In mijn analyse van het postmodernisme zullen de volgende constitutieve kenmerken belicht worden: (I) een nieuwe diepteloosheid, die zowel blijkt uit de hedendaagse theorievorming als uit een totaal nieuwe cultuur van het beeld of het simulacrum; (II) een hieruit voortvloeiende afzwakking van de historiciteit, zowel in onze verhouding tot de publieke geschiedenis als in de nieuwe vormen van onze individuele temporaliteit, die met haar ‘schizofrene’ structuur (zoals Lacan het stelt) nieuwe types van syntaxis of syntagmatische relaties in de meer temporale kunsten bepaalt; (III) een volledig nieuwe emotionele grondtoon – die ik de intensiteiten zal noemen – die nog het best weergegeven wordt door terug te grijpen naar oudere theorieën over het sublieme; (IV) de diepe, constitutieve verhouding van het voorgaande met een totaal nieuwe technologie, die zelf een metafoor is voor een totaal nieuw economisch wereldsysteem; (V) en, na een bondige beschrijving van de postmoderne mutaties in de geleefde ervaring van de architecturale ruimte, enkele bedenkingen bij de taak van de politieke kunst in die verbijsterende, nieuwe wereldruimte van het late of multinationale kapitalisme.

I

Van Goghs bekende schilderij van de boerenschoenen – een voorbeeld dat ik niet onschuldig of willekeurig gekozen heb – is in dit licht interessant omdat het een van de gecanoniseerde, hoogmoderne werken is uit de beeldende kunst. Ik zal twee manieren voorstellen waarop dit werk gelezen kan worden, die beide op een specifieke manier de receptie van het werk reconstrueren in een proces met twee stadia of niveaus.

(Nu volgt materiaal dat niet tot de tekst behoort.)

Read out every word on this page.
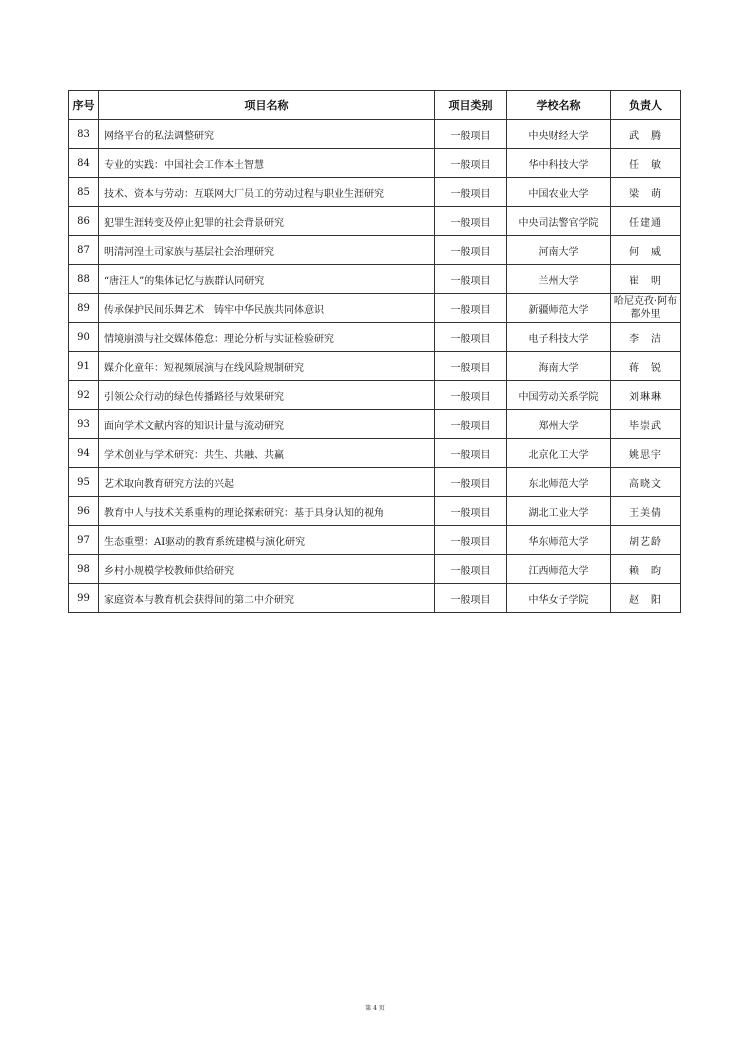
序号	项目名称	项目类别	学校名称	负责人
83	网络平台的私法调整研究	一般项目	中央财经大学	武　腾
84	专业的实践：中国社会工作本土智慧	一般项目	华中科技大学	任　敏
85	技术、资本与劳动：互联网大厂员工的劳动过程与职业生涯研究	一般项目	中国农业大学	梁　萌
86	犯罪生涯转变及停止犯罪的社会背景研究	一般项目	中央司法警官学院	任建通
87	明清河湟土司家族与基层社会治理研究	一般项目	河南大学	何　威
88	“唐汪人”的集体记忆与族群认同研究	一般项目	兰州大学	崔　明
89	传承保护民间乐舞艺术　铸牢中华民族共同体意识	一般项目	新疆师范大学	哈尼克孜·阿布都外里
90	情境崩溃与社交媒体倦怠：理论分析与实证检验研究	一般项目	电子科技大学	李　洁
91	媒介化童年：短视频展演与在线风险规制研究	一般项目	海南大学	蒋　锐
92	引领公众行动的绿色传播路径与效果研究	一般项目	中国劳动关系学院	刘琳琳
93	面向学术文献内容的知识计量与流动研究	一般项目	郑州大学	毕崇武
94	学术创业与学术研究：共生、共融、共赢	一般项目	北京化工大学	姚思宇
95	艺术取向教育研究方法的兴起	一般项目	东北师范大学	高晓文
96	教育中人与技术关系重构的理论探索研究：基于具身认知的视角	一般项目	湖北工业大学	王美倩
97	生态重塑：AI驱动的教育系统建模与演化研究	一般项目	华东师范大学	胡艺龄
98	乡村小规模学校教师供给研究	一般项目	江西师范大学	赖　昀
99	家庭资本与教育机会获得间的第二中介研究	一般项目	中华女子学院	赵　阳
第 4 页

Om te vermijden dat Van Goghs veelvuldig gereproduceerde beeld wegzinkt in de pure decoratie moet ik er vooraf op wijzen dat het van ons vereist dat wij de initiële situatie reconstrueren waarin het afgewerkte doek tot stand kwam. Wanneer die situatie, die verdween in het verleden, niet op een bepaalde manier mentaal hersteld wordt, blijft het schilderij een inert object, een dingmatig eindproduct dat onmogelijk gevat kan worden als een volwaardige symbolische daad, als handelingen, als productie.

Deze laatste term suggereert dat die initiële situatie waarop het werk een antwoord probeert te geven ten eerste gereconstrueerd kan worden door een analyse van het ruwe materiaal, van de initiële inhoud die het werk confronteert en verwerkt, transformeert en aanpast. Bij Van Gogh kan dit initiële ruwe materiaal eenvoudigweg begrepen worden als de gehele objectwereld van de landelijke ellende, de schrijnende, rurale armoede en de gehele, rudimentaire, menselijke wereld van zware arbeid, een wereld die is herleid tot haar meest brutale en bedreigde, primitieve en gemarginaliseerde vorm.

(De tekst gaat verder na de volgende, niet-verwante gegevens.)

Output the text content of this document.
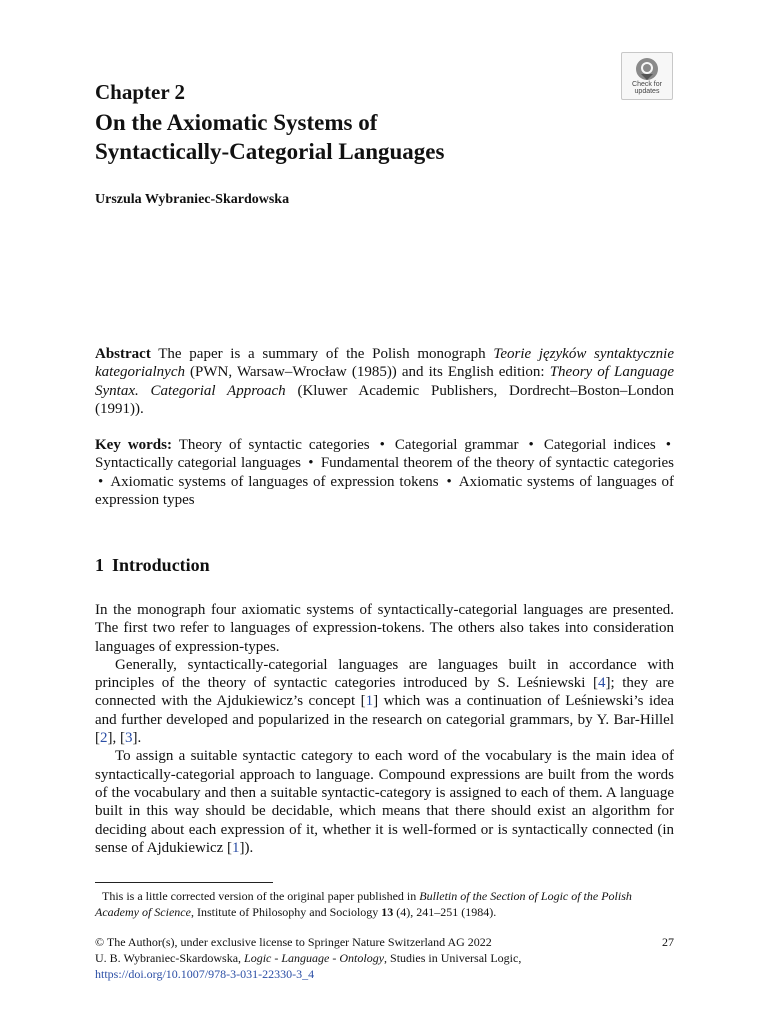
Check for
updates
Chapter 2
On the Axiomatic Systems of
Syntactically-Categorial Languages
Urszula Wybraniec-Skardowska
Abstract The paper is a summary of the Polish monograph Teorie języków syntaktycznie kategorialnych (PWN, Warsaw–Wrocław (1985)) and its English edition: Theory of Language Syntax. Categorial Approach (Kluwer Academic Publishers, Dordrecht–Boston–London (1991)).
Key words: Theory of syntactic categories • Categorial grammar • Categorial indices • Syntactically categorial languages • Fundamental theorem of the theory of syntactic categories • Axiomatic systems of languages of expression tokens • Axiomatic systems of languages of expression types
1 Introduction

In the monograph four axiomatic systems of syntactically-categorial languages are presented. The first two refer to languages of expression-tokens. The others also takes into consideration languages of expression-types.

Generally, syntactically-categorial languages are languages built in accordance with principles of the theory of syntactic categories introduced by S. Leśniewski [4]; they are connected with the Ajdukiewicz’s concept [1] which was a continuation of Leśniewski’s idea and further developed and popularized in the research on categorial grammars, by Y. Bar-Hillel [2], [3].

To assign a suitable syntactic category to each word of the vocabulary is the main idea of syntactically-categorial approach to language. Compound expressions are built from the words of the vocabulary and then a suitable syntactic-category is assigned to each of them. A language built in this way should be decidable, which means that there should exist an algorithm for deciding about each expression of it, whether it is well-formed or is syntactically connected (in sense of Ajdukiewicz [1]).

This is a little corrected version of the original paper published in Bulletin of the Section of Logic of the Polish Academy of Science, Institute of Philosophy and Sociology 13 (4), 241–251 (1984).
© The Author(s), under exclusive license to Springer Nature Switzerland AG 2022	27
U. B. Wybraniec-Skardowska, Logic - Language - Ontology, Studies in Universal Logic,
https://doi.org/10.1007/978-3-031-22330-3_4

Fruitbomen zijn in die wereld eeuwenoude en uitgeputte stronken die uit de arme bodem spruiten. De mensen van het dorp zijn er opgebrand tot op hun schedel, karikaturen uit een ultiem groteske typologie van essentieel menselijke typekenmerken. Hoe kan het dan dat bij Van Gogh appelbomen bijvoorbeeld exploderen in een hallucinant vlak van kleuren, terwijl stereotypes voor het dorp abrupt en opvallend met lagen groen en rood bedekt zijn? In de eerste interpretatie wordt gesteld dat de gewilde en gewelddadige transformatie van de kleurloze objectwereld van de landbouwer in de meest glorievolle materialisatie van pure kleur in olieverf beschouwd kan worden als een utopische daad, als een vorm van compensatie die uiteindelijk een volledig nieuw utopisch rijk van de zintuigen produceert, of toch op zijn minst van dat belangrijkste zintuig, het zicht, het visuele, het oog. Dit nieuwe rijk stelt alles voor ons weer samen in een semi-autonome ruimte, als een deel van een nieuwe verdeling van de arbeid in het lichaam van het kapitaal, als een nieuwe fragmentatie van het oprijzende centrum van de zintuiglijke waarneming dat de specialisaties en opsplitsingen van het kapitalistische leven nabootst, terwijl het precies in die fragmentatie wanhopig zoekt naar een utopische compensatie voor de verdeling.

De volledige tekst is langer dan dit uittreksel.